Libraries and Services
Excellent news. The $180 million downtown library is on hold! This is very good news indeed when this new project already has a price tag comparable to the entire Lansdowne project, and it’s another expensive plan on which voters were not consulted.
Before someone starts suggesting I’m a Philistine (apparently, I am too late for that). I want to state that I am big proponent of libraries. I like books, I’m a voracious reader, and I appreciate the various services that libraries offer. However, I strongly believe that libraries should be built where people live. Not downtown where parking is expensive and hard to find, or where your only other choice is to plan the better part of your day around the OC Transpo weekend schedule.
Libraries are good; however, my argument remains that a monolithic downtown library is not in our best interest.
In my support for small, neighbourhood libraries, I have emphasized the need for volunteer assistance along with reasonably paid staff.
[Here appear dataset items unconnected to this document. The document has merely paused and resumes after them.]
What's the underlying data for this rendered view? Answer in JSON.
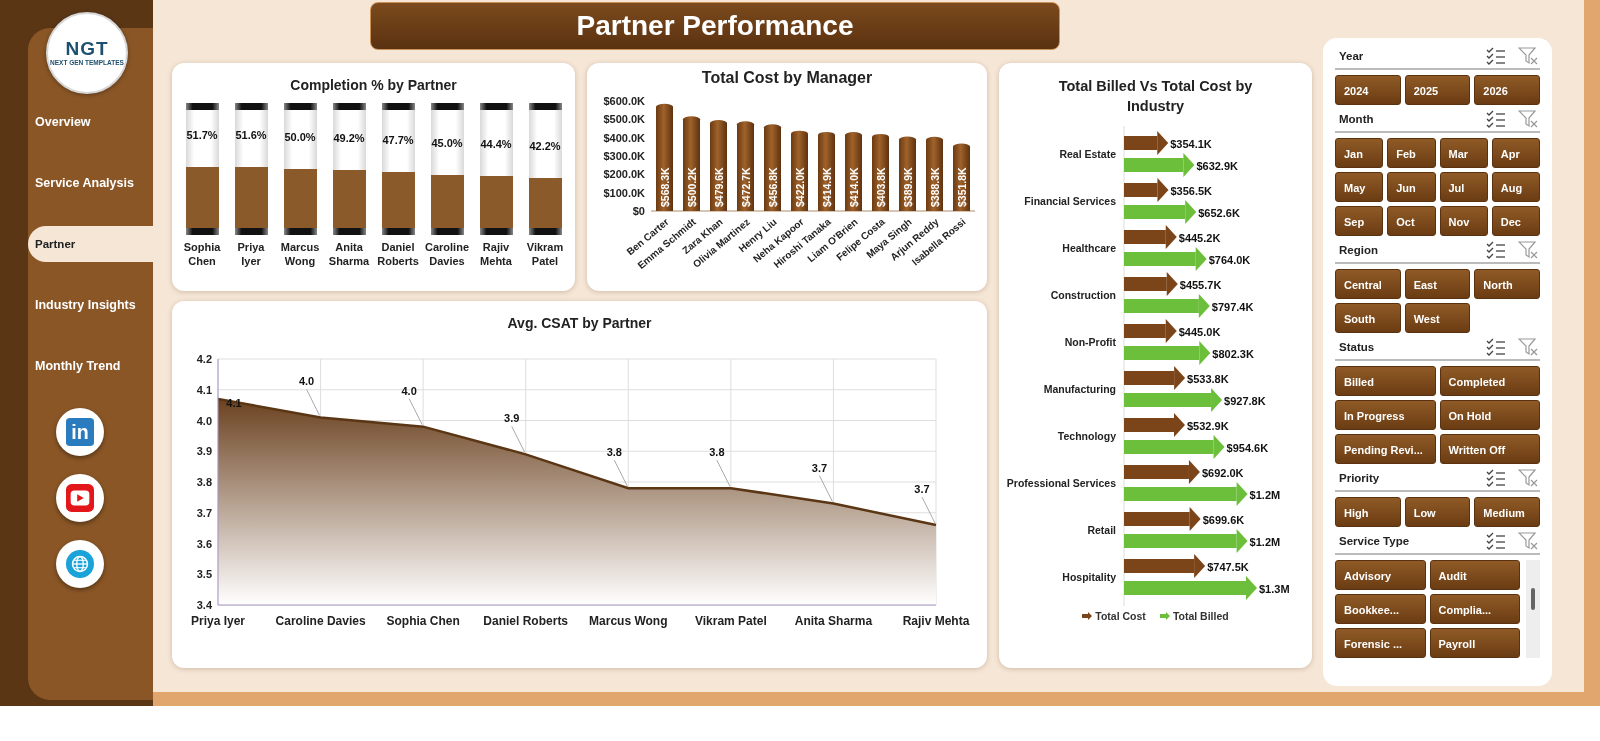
{
  "title": "Partner Performance",
  "sidebar": {
    "logo": {
      "text": "NGT",
      "tagline": "NEXT GEN TEMPLATES"
    },
    "items": [
      {
        "label": "Overview",
        "selected": false
      },
      {
        "label": "Service Analysis",
        "selected": false
      },
      {
        "label": "Partner",
        "selected": true
      },
      {
        "label": "Industry Insights",
        "selected": false
      },
      {
        "label": "Monthly Trend",
        "selected": false
      }
    ],
    "social": [
      {
        "kind": "linkedin",
        "glyph": "in"
      },
      {
        "kind": "youtube"
      },
      {
        "kind": "web"
      }
    ]
  },
  "completion": {
    "chart_data": {
      "type": "bar",
      "title": "Completion % by Partner",
      "categories": [
        "Sophia Chen",
        "Priya Iyer",
        "Marcus Wong",
        "Anita Sharma",
        "Daniel Roberts",
        "Caroline Davies",
        "Rajiv Mehta",
        "Vikram Patel"
      ],
      "values": [
        51.7,
        51.6,
        50.0,
        49.2,
        47.7,
        45.0,
        44.4,
        42.2
      ],
      "value_labels": [
        "51.7%",
        "51.6%",
        "50.0%",
        "49.2%",
        "47.7%",
        "45.0%",
        "44.4%",
        "42.2%"
      ]
    }
  },
  "cost": {
    "chart_data": {
      "type": "bar",
      "title": "Total Cost by Manager",
      "categories": [
        "Ben Carter",
        "Emma Schmidt",
        "Zara Khan",
        "Olivia Martinez",
        "Henry Liu",
        "Neha Kapoor",
        "Hiroshi Tanaka",
        "Liam O'Brien",
        "Felipe Costa",
        "Maya Singh",
        "Arjun Reddy",
        "Isabella Rossi"
      ],
      "values": [
        568300,
        500200,
        479600,
        472700,
        456800,
        422000,
        414900,
        414000,
        403800,
        389900,
        388300,
        351800
      ],
      "ylim": [
        0,
        600000
      ],
      "yticks": [
        {
          "value": 0,
          "label": "$0"
        },
        {
          "value": 100000,
          "label": "$100.0K"
        },
        {
          "value": 200000,
          "label": "$200.0K"
        },
        {
          "value": 300000,
          "label": "$300.0K"
        },
        {
          "value": 400000,
          "label": "$400.0K"
        },
        {
          "value": 500000,
          "label": "$500.0K"
        },
        {
          "value": 600000,
          "label": "$600.0K"
        }
      ],
      "value_labels": [
        "$568.3K",
        "$500.2K",
        "$479.6K",
        "$472.7K",
        "$456.8K",
        "$422.0K",
        "$414.9K",
        "$414.0K",
        "$403.8K",
        "$389.9K",
        "$388.3K",
        "$351.8K"
      ]
    }
  },
  "billed": {
    "chart_data": {
      "type": "bar",
      "orientation": "horizontal",
      "data_labels": true,
      "title": "Total Billed Vs Total Cost by Industry",
      "categories": [
        "Real Estate",
        "Financial Services",
        "Healthcare",
        "Construction",
        "Non-Profit",
        "Manufacturing",
        "Technology",
        "Professional Services",
        "Retail",
        "Hospitality"
      ],
      "series": [
        {
          "name": "Total Cost",
          "color": "#7b4419",
          "values": [
            354100,
            356500,
            445200,
            455700,
            445000,
            533800,
            532900,
            692000,
            699600,
            747500
          ],
          "value_labels": [
            "$354.1K",
            "$356.5K",
            "$445.2K",
            "$455.7K",
            "$445.0K",
            "$533.8K",
            "$532.9K",
            "$692.0K",
            "$699.6K",
            "$747.5K"
          ]
        },
        {
          "name": "Total Billed",
          "color": "#6cbf3a",
          "values": [
            632900,
            652600,
            764000,
            797400,
            802300,
            927800,
            954600,
            1200000,
            1200000,
            1300000
          ],
          "value_labels": [
            "$632.9K",
            "$652.6K",
            "$764.0K",
            "$797.4K",
            "$802.3K",
            "$927.8K",
            "$954.6K",
            "$1.2M",
            "$1.2M",
            "$1.3M"
          ]
        }
      ]
    }
  },
  "csat": {
    "chart_data": {
      "type": "area",
      "grid": true,
      "title": "Avg. CSAT by Partner",
      "categories": [
        "Priya Iyer",
        "Caroline Davies",
        "Sophia Chen",
        "Daniel Roberts",
        "Marcus Wong",
        "Vikram Patel",
        "Anita Sharma",
        "Rajiv Mehta"
      ],
      "values": [
        4.07,
        4.01,
        3.98,
        3.89,
        3.78,
        3.78,
        3.73,
        3.66
      ],
      "ylim": [
        3.4,
        4.2
      ],
      "yticks": [
        {
          "value": 3.4,
          "label": "3.4"
        },
        {
          "value": 3.5,
          "label": "3.5"
        },
        {
          "value": 3.6,
          "label": "3.6"
        },
        {
          "value": 3.7,
          "label": "3.7"
        },
        {
          "value": 3.8,
          "label": "3.8"
        },
        {
          "value": 3.9,
          "label": "3.9"
        },
        {
          "value": 4.0,
          "label": "4.0"
        },
        {
          "value": 4.1,
          "label": "4.1"
        },
        {
          "value": 4.2,
          "label": "4.2"
        }
      ],
      "value_labels": [
        "4.1",
        "4.0",
        "4.0",
        "3.9",
        "3.8",
        "3.8",
        "3.7",
        "3.7"
      ]
    }
  },
  "slicers": [
    {
      "title": "Year",
      "items": [
        {
          "label": "2024",
          "selected": true
        },
        {
          "label": "2025",
          "selected": true
        },
        {
          "label": "2026",
          "selected": true
        }
      ]
    },
    {
      "title": "Month",
      "items": [
        {
          "label": "Jan",
          "selected": true
        },
        {
          "label": "Feb",
          "selected": true
        },
        {
          "label": "Mar",
          "selected": true
        },
        {
          "label": "Apr",
          "selected": true
        },
        {
          "label": "May",
          "selected": true
        },
        {
          "label": "Jun",
          "selected": true
        },
        {
          "label": "Jul",
          "selected": true
        },
        {
          "label": "Aug",
          "selected": true
        },
        {
          "label": "Sep",
          "selected": true
        },
        {
          "label": "Oct",
          "selected": true
        },
        {
          "label": "Nov",
          "selected": true
        },
        {
          "label": "Dec",
          "selected": true
        }
      ]
    },
    {
      "title": "Region",
      "items": [
        {
          "label": "Central",
          "selected": true
        },
        {
          "label": "East",
          "selected": true
        },
        {
          "label": "North",
          "selected": true
        },
        {
          "label": "South",
          "selected": true
        },
        {
          "label": "West",
          "selected": true
        }
      ]
    },
    {
      "title": "Status",
      "items": [
        {
          "label": "Billed",
          "selected": true
        },
        {
          "label": "Completed",
          "selected": true
        },
        {
          "label": "In Progress",
          "selected": true
        },
        {
          "label": "On Hold",
          "selected": true
        },
        {
          "label": "Pending Revi...",
          "selected": true
        },
        {
          "label": "Written Off",
          "selected": true
        }
      ]
    },
    {
      "title": "Priority",
      "items": [
        {
          "label": "High",
          "selected": true
        },
        {
          "label": "Low",
          "selected": true
        },
        {
          "label": "Medium",
          "selected": true
        }
      ]
    },
    {
      "title": "Service Type",
      "scrollable": true,
      "items": [
        {
          "label": "Advisory",
          "selected": true
        },
        {
          "label": "Audit",
          "selected": true
        },
        {
          "label": "Bookkee...",
          "selected": true
        },
        {
          "label": "Complia...",
          "selected": true
        },
        {
          "label": "Forensic ...",
          "selected": true
        },
        {
          "label": "Payroll",
          "selected": true
        }
      ]
    }
  ]
}
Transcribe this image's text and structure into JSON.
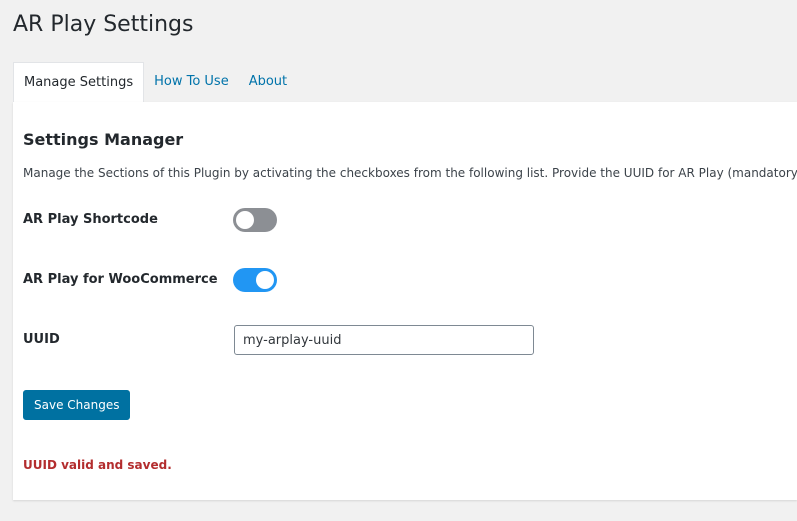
{
  "page": {
    "title": "AR Play Settings"
  },
  "tabs": [
    {
      "label": "Manage Settings",
      "active": true
    },
    {
      "label": "How To Use",
      "active": false
    },
    {
      "label": "About",
      "active": false
    }
  ],
  "settings": {
    "section_title": "Settings Manager",
    "description": "Manage the Sections of this Plugin by activating the checkboxes from the following list. Provide the UUID for AR Play (mandatory).",
    "shortcode": {
      "label": "AR Play Shortcode",
      "enabled": false
    },
    "woocommerce": {
      "label": "AR Play for WooCommerce",
      "enabled": true
    },
    "uuid": {
      "label": "UUID",
      "value": "my-arplay-uuid"
    },
    "save_label": "Save Changes",
    "status_message": "UUID valid and saved."
  },
  "colors": {
    "toggle_on": "#2196f3",
    "toggle_off": "#8c8f94",
    "primary_button": "#0071a1",
    "status_error": "#b32d2e",
    "link": "#0073aa"
  }
}
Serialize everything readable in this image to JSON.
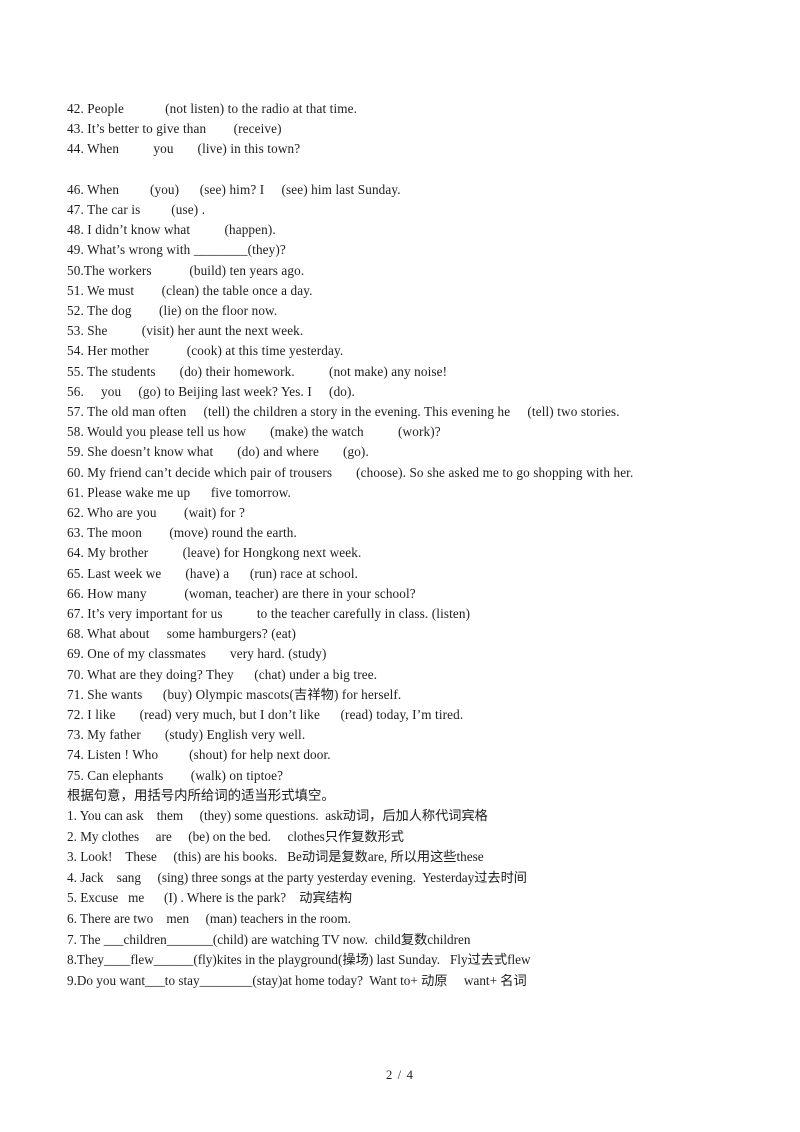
{
  "document": {
    "page_label": "2 / 4"
  },
  "exercises": {
    "lines": [
      "42. People            (not listen) to the radio at that time.",
      "43. It’s better to give than        (receive)",
      "44. When          you       (live) in this town?",
      "",
      "46. When         (you)      (see) him? I     (see) him last Sunday.",
      "47. The car is         (use) .",
      "48. I didn’t know what          (happen).",
      "49. What’s wrong with ________(they)?",
      "50.The workers           (build) ten years ago.",
      "51. We must        (clean) the table once a day.",
      "52. The dog        (lie) on the floor now.",
      "53. She          (visit) her aunt the next week.",
      "54. Her mother           (cook) at this time yesterday.",
      "55. The students       (do) their homework.          (not make) any noise!",
      "56.     you     (go) to Beijing last week? Yes. I     (do).",
      "57. The old man often     (tell) the children a story in the evening. This evening he     (tell) two stories.",
      "58. Would you please tell us how       (make) the watch          (work)?",
      "59. She doesn’t know what       (do) and where       (go).",
      "60. My friend can’t decide which pair of trousers       (choose). So she asked me to go shopping with her.",
      "61. Please wake me up      five tomorrow.",
      "62. Who are you        (wait) for ?",
      "63. The moon        (move) round the earth.",
      "64. My brother          (leave) for Hongkong next week.",
      "65. Last week we       (have) a      (run) race at school.",
      "66. How many           (woman, teacher) are there in your school?",
      "67. It’s very important for us          to the teacher carefully in class. (listen)",
      "68. What about     some hamburgers? (eat)",
      "69. One of my classmates       very hard. (study)",
      "70. What are they doing? They      (chat) under a big tree.",
      "71. She wants      (buy) Olympic mascots(吉祥物) for herself.",
      "72. I like       (read) very much, but I don’t like      (read) today, I’m tired.",
      "73. My father       (study) English very well.",
      "74. Listen ! Who         (shout) for help next door.",
      "75. Can elephants        (walk) on tiptoe?"
    ]
  },
  "section_two": {
    "instruction": "根据句意，用括号内所给词的适当形式填空。",
    "answers": [
      "1. You can ask    them     (they) some questions.  ask动词，后加人称代词宾格",
      "2. My clothes     are     (be) on the bed.     clothes只作复数形式",
      "3. Look!    These     (this) are his books.   Be动词是复数are, 所以用这些these",
      "4. Jack    sang     (sing) three songs at the party yesterday evening.  Yesterday过去时间",
      "5. Excuse   me      (I) . Where is the park?    动宾结构",
      "6. There are two    men     (man) teachers in the room.",
      "7. The ___children_______(child) are watching TV now.  child复数children",
      "8.They____flew______(fly)kites in the playground(操场) last Sunday.   Fly过去式flew",
      "9.Do you want___to stay________(stay)at home today?  Want to+ 动原     want+ 名词"
    ]
  }
}
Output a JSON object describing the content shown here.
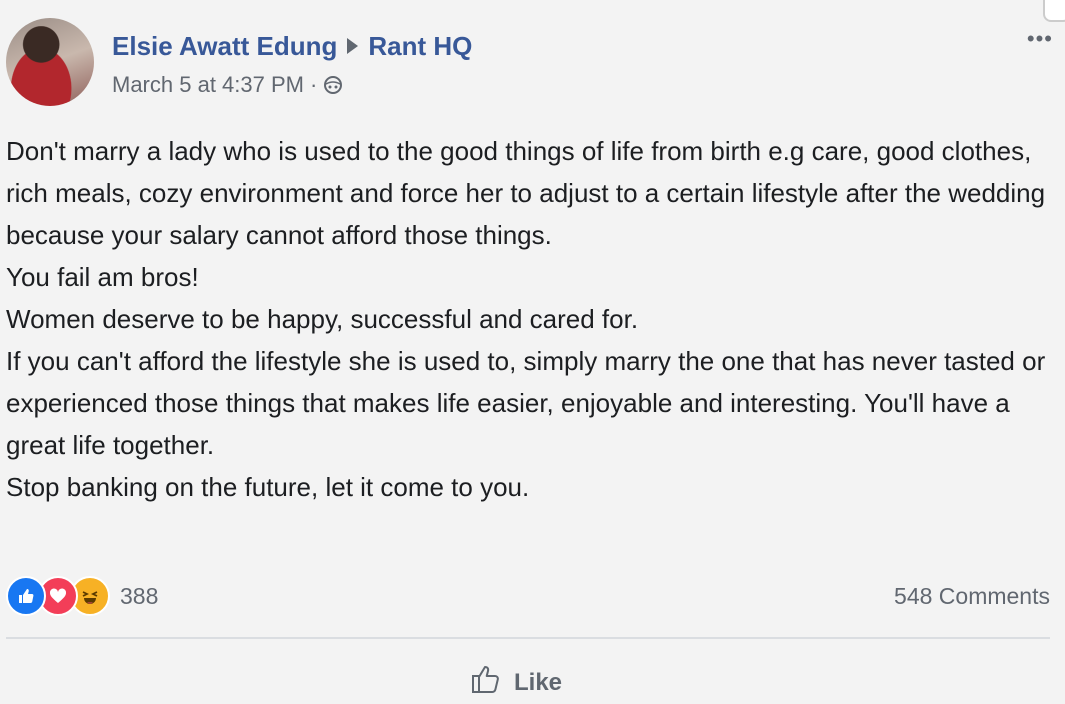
{
  "post": {
    "author": "Elsie Awatt Edung",
    "group": "Rant HQ",
    "timestamp": "March 5 at 4:37 PM",
    "separator": "·",
    "more_label": "•••",
    "paragraphs": [
      "Don't marry a lady who is used to the good things of life from birth e.g care, good clothes, rich meals, cozy environment and force her to adjust to a certain lifestyle after the wedding because your salary cannot afford those things.",
      "You fail am bros!",
      "Women deserve to be happy, successful and cared for.",
      "If you can't afford the lifestyle she is used to, simply marry the one that has never tasted or experienced those things that makes life easier, enjoyable and interesting. You'll have a great life together.",
      "Stop banking on the future, let it come to you."
    ]
  },
  "stats": {
    "reaction_count": "388",
    "comments": "548 Comments",
    "reaction_icons": [
      "like-icon",
      "love-icon",
      "haha-icon"
    ]
  },
  "actions": {
    "like_label": "Like"
  },
  "colors": {
    "name_blue": "#385898",
    "text": "#1c1e21",
    "meta": "#616770",
    "like_blue": "#1877f2",
    "love_red": "#f33e58",
    "haha_yellow": "#f7b125"
  }
}
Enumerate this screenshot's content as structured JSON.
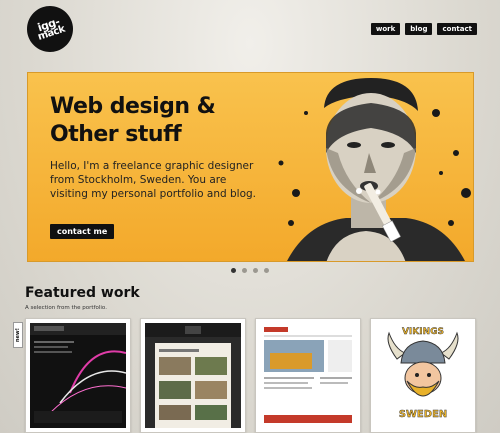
{
  "logo": {
    "line1": "igg-",
    "line2": "mack"
  },
  "nav": {
    "items": [
      "work",
      "blog",
      "contact"
    ]
  },
  "hero": {
    "title_line1": "Web design &",
    "title_line2": "Other stuff",
    "body": "Hello, I'm a freelance graphic designer from Stockholm, Sweden. You are visiting my personal portfolio and blog.",
    "cta": "contact me"
  },
  "slider": {
    "count": 4,
    "active": 1
  },
  "featured": {
    "title": "Featured work",
    "subtitle": "A selection from the portfolio.",
    "badge": "new!",
    "thumb4_top": "VIKINGS",
    "thumb4_bottom": "SWEDEN"
  },
  "colors": {
    "hero_bg": "#f6b43a",
    "text": "#111111"
  }
}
The Ottawa Sunshine list tells us that there are over one dozen librarians/managers in this city who make over $100,000 each, for a total of $1.5 million a year. The top librarian, who makes over $172,000 a year, wants the city to spend as much on a new library as private developers have spent on building Scotiabank Place.
So, to those who try to turn this debate into “GJ vs the Ottawa Public Library” (as if a mega-library is the only thing that defines the OPL), I challenge you to also say that we need more of these highly-paid elites offering services to the underprivileged. Will you also stand up and say that these massive costs are justified to create a quiet place downtown to study or do research on the internet?
I understand that the average employee you meet in the library is paid somewhere between $44,000 and $54,000 a year. Others on the library payroll receive anywhere between $24,000 for a page to $35,000 for actual library staff, as well as $55,000 – $66,000 for a librarian and up to $70,500 for coordinators (moving up to $73,800 next year) in 38 different job classifications (see appendix E). However, these salary ranges do not take into account non-unionized library managers, making anywhere from $70,000 to $100,000 (and as noted above, includes at least 14 managers making over $100,000 every year). As tempting as it may be, I don’t want to turn this into an investigation about how many layers of management you need to run a library.
The estimated cost of $180 million (or $200 million, since we know how well the City of Ottawa estimate project costs; which is more likely to balloon to $500 million by the time it’s built) for a downtown library is only for the infrastructure. I have yet to see any estimates on how much it would cost the city to run this mega-library year after year. Hundreds of thousands in upkeep, maintenance, heating/cooling, millions to buy new materials to fill its larger shelves, and several millions to staff? The city would be best placed to reveal some of this information.
Good value for money? You be the judge on election day. I can assure you that both before and after election, I will remain opposed to this massive waste of money, and in favour of neighbourhood libraries or local library functions combined with community centres, which is another discussion worth pursuing, with internet access and study rooms, staffed by a small small number of properly paid employees and supported by volunteers from the community (giving ESL lessons, reading to children, teaching how to use computers). And preferably, at the end of the day, all of them would live in the same neighbourhood.
For now, I am thrilled that the initial $26 million to acquire the site will not be spent.